All, all had melted away beneath the sad but steadfast glance of those two eyes, the only feature still unchanged in the marred, wrecked countenance. That honest, quiet refusal, that look which came from a higher atmosphere, had filled her heart with passionate beatings and aspirations once more, and more consciously than ever. Womanly feeling for suffering, and a deep longing to compensate to him, and earn his love, nay wrest it from him by the benefits she would heap upon him, were all at work; but the primary sense was the longing to rest on the only perfect truth she had ever known in man, and thus with passionate ardour she poured forth her entreaties to St. Eustache, a married saint, who had known love, and could feel for her, and could surely not object to the affection to which she completely gave way for one whose hand was now as free as her own.

But St. Eustache was not Diane’s only hope. That evening she sent Veronique to Rene of Milan, the court-perfumer, but also called by the malicious, l’empoisonneur de le Reine, to obtain from him the most infallible charm and love potion in his whole repertory.

CHAPTER XXVI. THE CHEVALIER’S EXPIATION

                  Next, Sirs, did he marry?

And whom, Sirs, did he marry? One like himself, Though doubtless graced with many virtues, young, And erring, and in nothing more astray Than in this marriage.—TAYLOR, EDWIN THE FAIR.


Nothing could be kinder than the Ambassador’s family, and Philip found himself at once at home there, at least in his brother’s room, which was all the world to him. fortunately, Ambroise Pare, the most skillful surgeon of his day, had stolen a day from his attendance of King Charles, at St. Germain, to visit his Paris patients, and, though unwilling to add to the list of cases, when he heard from Walsingham’s secretary who the suffer was, and when injured, he came at once to afford his aid.

He found, however, that there was little scope for present treatment, he could only set his chief assistant to watch the patient and to inform him when the crisis should be nearer; but remarking the uneasy, anxious expression in Berenger’s eyes, he desired to know whether any care on his mind might be interfering with his recovery. A Huguenot, and perfectly trustworthy, he was one who Walsingham knew might safely hear the whole, and after hearing all, he at once returned to his patient, and leaning over him, said, ‘Vex not yourself, sir; your illness is probably serving you better than health could do.’
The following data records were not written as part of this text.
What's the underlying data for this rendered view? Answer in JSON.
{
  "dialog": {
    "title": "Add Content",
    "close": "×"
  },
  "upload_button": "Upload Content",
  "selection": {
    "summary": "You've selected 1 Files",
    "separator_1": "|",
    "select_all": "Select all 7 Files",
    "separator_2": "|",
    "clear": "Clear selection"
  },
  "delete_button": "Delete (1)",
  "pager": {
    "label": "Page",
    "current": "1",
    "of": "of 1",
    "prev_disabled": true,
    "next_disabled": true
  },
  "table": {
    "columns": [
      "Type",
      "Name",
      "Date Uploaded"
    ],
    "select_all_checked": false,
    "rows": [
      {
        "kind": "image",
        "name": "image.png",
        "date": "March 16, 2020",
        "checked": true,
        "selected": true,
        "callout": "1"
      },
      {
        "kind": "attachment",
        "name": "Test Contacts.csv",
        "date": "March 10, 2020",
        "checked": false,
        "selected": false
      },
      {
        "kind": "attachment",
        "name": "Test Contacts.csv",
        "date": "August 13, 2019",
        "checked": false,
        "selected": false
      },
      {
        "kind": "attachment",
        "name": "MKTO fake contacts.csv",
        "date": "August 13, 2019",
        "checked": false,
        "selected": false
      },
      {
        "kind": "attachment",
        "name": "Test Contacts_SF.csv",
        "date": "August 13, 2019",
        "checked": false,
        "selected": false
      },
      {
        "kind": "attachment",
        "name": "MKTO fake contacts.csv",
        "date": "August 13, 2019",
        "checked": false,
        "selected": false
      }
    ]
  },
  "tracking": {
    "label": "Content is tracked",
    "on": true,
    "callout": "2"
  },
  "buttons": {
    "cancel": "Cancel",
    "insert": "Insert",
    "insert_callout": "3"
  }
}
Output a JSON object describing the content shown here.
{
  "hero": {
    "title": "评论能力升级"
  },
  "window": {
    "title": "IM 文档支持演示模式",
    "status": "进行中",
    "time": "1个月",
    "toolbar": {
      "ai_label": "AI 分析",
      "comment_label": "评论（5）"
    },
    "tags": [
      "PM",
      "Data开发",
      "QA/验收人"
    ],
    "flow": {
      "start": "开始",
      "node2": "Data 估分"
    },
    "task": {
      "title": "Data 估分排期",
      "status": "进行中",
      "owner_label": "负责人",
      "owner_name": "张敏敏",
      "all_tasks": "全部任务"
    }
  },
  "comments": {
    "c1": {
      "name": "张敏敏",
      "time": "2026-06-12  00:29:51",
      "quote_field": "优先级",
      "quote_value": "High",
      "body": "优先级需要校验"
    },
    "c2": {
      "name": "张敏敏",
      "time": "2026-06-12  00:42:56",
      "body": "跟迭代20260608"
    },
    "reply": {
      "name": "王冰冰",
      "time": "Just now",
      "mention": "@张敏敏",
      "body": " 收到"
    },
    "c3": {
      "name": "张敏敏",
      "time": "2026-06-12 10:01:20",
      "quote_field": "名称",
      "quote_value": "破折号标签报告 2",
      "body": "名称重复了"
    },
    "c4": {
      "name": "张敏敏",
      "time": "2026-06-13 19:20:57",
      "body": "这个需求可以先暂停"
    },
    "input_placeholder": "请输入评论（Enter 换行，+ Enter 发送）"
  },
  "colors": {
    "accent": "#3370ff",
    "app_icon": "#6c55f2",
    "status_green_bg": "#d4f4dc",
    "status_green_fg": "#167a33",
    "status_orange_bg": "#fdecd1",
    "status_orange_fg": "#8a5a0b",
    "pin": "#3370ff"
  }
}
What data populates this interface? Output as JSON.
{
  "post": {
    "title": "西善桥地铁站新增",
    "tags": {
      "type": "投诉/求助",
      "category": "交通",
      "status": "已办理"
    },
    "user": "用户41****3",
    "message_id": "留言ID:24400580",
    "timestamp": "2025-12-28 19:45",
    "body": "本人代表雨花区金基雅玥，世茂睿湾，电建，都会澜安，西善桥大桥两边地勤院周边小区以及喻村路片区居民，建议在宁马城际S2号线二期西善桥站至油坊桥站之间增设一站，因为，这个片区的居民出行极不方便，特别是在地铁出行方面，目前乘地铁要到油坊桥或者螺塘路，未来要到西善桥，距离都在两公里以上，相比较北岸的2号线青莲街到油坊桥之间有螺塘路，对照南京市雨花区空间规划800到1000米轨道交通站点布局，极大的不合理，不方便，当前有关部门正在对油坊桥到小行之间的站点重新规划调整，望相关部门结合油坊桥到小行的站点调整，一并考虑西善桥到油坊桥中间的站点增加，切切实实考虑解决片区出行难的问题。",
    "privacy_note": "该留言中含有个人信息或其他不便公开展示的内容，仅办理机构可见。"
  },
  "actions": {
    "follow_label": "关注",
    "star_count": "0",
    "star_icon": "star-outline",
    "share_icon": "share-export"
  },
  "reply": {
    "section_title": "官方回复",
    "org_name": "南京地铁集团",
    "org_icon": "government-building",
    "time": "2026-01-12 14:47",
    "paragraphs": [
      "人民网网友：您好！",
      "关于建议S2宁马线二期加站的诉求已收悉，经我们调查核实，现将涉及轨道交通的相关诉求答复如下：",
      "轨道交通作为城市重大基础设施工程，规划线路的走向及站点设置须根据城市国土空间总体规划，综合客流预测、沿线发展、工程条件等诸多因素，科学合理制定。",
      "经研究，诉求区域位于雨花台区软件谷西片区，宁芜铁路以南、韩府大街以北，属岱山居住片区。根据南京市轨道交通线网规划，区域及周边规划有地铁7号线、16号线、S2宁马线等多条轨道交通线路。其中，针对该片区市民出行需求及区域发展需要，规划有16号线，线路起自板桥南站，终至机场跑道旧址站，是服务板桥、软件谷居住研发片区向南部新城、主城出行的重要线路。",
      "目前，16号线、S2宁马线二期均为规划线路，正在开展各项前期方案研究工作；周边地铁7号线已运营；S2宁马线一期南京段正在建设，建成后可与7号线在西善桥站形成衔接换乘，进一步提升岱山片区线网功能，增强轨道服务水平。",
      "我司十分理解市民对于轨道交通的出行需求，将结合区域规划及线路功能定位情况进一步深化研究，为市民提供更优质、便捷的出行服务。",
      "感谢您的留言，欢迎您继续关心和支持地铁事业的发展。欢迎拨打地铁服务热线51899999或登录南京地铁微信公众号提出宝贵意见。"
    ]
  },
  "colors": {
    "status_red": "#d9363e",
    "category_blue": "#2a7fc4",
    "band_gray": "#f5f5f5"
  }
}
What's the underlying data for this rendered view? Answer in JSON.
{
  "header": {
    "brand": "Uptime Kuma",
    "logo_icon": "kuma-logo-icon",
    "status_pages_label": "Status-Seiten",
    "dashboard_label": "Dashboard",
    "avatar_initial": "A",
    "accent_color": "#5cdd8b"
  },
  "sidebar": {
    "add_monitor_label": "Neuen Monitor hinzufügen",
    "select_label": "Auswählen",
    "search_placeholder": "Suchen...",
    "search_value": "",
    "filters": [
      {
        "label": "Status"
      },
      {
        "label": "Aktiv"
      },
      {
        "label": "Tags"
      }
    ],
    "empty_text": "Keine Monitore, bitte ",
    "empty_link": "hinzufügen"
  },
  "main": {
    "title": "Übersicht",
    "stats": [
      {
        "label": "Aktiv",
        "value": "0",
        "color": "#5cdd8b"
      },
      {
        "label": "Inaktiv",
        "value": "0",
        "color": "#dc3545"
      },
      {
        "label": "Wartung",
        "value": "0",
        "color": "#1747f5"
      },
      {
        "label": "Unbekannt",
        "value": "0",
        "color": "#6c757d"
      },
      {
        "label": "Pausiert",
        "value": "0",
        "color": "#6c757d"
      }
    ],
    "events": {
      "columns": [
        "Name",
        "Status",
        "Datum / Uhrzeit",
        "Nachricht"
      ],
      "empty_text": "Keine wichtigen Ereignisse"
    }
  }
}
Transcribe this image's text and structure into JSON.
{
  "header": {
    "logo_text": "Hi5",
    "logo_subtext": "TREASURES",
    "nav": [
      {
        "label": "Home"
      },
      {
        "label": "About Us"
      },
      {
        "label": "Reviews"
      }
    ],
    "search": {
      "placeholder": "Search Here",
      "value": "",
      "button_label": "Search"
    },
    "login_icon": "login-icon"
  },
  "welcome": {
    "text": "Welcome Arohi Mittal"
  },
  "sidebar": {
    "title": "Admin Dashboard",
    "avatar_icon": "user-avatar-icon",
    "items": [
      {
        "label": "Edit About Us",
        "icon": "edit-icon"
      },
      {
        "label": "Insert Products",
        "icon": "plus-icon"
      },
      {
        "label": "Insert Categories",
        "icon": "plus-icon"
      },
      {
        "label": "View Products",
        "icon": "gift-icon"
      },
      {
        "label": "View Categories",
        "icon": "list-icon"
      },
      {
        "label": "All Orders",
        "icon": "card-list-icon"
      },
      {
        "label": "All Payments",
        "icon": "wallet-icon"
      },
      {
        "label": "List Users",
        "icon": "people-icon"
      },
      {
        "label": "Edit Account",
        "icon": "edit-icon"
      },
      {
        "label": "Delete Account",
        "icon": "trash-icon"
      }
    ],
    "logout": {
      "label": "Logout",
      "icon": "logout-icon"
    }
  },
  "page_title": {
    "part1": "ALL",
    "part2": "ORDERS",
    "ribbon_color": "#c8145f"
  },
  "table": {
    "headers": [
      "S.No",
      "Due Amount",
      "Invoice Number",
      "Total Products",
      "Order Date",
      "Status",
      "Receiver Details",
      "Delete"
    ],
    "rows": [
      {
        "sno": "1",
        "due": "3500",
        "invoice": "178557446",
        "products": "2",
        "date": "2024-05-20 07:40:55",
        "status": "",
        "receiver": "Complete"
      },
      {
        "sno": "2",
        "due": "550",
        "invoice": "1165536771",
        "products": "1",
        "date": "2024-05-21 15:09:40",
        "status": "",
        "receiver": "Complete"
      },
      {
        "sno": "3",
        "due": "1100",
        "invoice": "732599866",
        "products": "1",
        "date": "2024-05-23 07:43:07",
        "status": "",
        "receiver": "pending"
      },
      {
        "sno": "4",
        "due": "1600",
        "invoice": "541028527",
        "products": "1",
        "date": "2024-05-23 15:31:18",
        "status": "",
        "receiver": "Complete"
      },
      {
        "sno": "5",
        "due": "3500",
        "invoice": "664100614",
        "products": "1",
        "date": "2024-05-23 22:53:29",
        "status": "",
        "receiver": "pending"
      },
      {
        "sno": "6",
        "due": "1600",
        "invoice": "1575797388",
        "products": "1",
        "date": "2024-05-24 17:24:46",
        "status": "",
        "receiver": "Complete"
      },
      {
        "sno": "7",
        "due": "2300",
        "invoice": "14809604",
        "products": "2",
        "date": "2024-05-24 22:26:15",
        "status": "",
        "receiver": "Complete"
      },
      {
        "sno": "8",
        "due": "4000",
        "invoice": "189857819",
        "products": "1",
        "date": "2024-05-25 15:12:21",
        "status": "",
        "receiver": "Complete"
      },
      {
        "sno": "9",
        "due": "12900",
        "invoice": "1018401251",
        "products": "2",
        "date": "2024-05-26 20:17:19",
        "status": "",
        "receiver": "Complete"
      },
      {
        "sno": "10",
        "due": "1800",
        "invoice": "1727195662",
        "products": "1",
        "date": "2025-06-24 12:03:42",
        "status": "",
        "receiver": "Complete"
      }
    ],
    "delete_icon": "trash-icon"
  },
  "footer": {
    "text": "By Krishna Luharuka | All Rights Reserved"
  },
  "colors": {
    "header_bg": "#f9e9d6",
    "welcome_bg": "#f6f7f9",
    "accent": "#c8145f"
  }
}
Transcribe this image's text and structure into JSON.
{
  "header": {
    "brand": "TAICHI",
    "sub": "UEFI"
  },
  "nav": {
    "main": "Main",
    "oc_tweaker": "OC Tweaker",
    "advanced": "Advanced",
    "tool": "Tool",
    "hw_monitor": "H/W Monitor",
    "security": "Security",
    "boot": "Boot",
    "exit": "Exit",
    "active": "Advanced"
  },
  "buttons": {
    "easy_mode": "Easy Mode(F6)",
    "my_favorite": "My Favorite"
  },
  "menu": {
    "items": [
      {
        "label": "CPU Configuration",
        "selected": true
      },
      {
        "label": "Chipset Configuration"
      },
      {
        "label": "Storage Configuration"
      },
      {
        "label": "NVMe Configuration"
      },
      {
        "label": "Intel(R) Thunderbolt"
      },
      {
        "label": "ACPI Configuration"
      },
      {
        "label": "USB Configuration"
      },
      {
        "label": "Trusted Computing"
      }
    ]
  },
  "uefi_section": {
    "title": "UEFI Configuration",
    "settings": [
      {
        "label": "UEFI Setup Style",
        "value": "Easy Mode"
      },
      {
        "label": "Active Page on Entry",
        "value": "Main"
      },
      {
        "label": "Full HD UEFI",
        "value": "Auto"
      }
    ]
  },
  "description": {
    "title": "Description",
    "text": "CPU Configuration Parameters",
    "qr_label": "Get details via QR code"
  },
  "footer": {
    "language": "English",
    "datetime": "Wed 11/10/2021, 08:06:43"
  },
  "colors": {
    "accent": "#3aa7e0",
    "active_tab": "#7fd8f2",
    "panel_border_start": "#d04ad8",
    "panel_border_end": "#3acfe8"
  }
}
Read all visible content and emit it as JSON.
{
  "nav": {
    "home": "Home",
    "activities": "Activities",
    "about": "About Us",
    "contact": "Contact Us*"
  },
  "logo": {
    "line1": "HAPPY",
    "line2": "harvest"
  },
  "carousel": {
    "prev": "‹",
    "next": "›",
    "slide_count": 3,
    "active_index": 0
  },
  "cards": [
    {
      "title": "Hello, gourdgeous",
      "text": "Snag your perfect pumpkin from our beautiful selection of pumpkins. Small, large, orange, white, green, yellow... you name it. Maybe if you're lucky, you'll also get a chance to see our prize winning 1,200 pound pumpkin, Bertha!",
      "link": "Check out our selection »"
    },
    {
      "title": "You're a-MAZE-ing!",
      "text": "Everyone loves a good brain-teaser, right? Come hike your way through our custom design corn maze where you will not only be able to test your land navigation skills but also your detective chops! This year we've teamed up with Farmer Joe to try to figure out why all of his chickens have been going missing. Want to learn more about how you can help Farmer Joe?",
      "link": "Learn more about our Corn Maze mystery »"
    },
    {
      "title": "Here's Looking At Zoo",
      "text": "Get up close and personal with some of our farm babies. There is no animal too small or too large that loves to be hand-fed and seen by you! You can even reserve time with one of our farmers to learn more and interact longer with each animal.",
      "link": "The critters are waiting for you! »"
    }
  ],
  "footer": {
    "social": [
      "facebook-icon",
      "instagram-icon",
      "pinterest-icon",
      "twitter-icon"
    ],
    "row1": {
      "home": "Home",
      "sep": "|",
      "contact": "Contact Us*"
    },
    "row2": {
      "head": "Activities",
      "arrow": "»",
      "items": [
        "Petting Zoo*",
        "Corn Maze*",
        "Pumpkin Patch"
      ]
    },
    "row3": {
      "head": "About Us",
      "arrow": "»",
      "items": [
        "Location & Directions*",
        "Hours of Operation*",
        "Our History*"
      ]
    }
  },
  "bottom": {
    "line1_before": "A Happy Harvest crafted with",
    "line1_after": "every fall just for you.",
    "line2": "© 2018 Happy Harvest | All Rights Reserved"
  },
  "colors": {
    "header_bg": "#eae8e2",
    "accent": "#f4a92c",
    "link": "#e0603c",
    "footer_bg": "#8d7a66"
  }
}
Sir Francis thought this quite probable, since Charles was so unwell and so beset with his mother’s creatures that no open audience could be obtained from him, and Pare, who always had access to him, might act when no one else could reach him. Meantime the Ambassador rejoiced to hear of the instinctive caution that had made Berenger silence Philip on the object of the journey to Paris, since if the hostile family guessed at the residence of the poor infant, they would have full opportunity for obliterating all the scanty traces of her. Poor persecuted little thing! the uncertain hope of her existence seemed really the only thread that still bound Berenger to life. He had spent eighteen months in hope deferred, and constant bodily pain; and when the frightful disappointment met him at La Sablerie, it was not wonder that his heart and hope seemed buried in the black scorched ruins where all he cared for had perished. He was scarcely nineteen, but the life before him seemed full of nothing but one ghastly recollection, and, as he said in the short sad little letter which he wrote to his grandfather from his bed, he only desired to live long enough to save Eustacie’s child from being a nameless orphan maintained for charity in a convent, and to see her safe in Aunt Cecily’s care; and then he should be content to have done with this world for ever.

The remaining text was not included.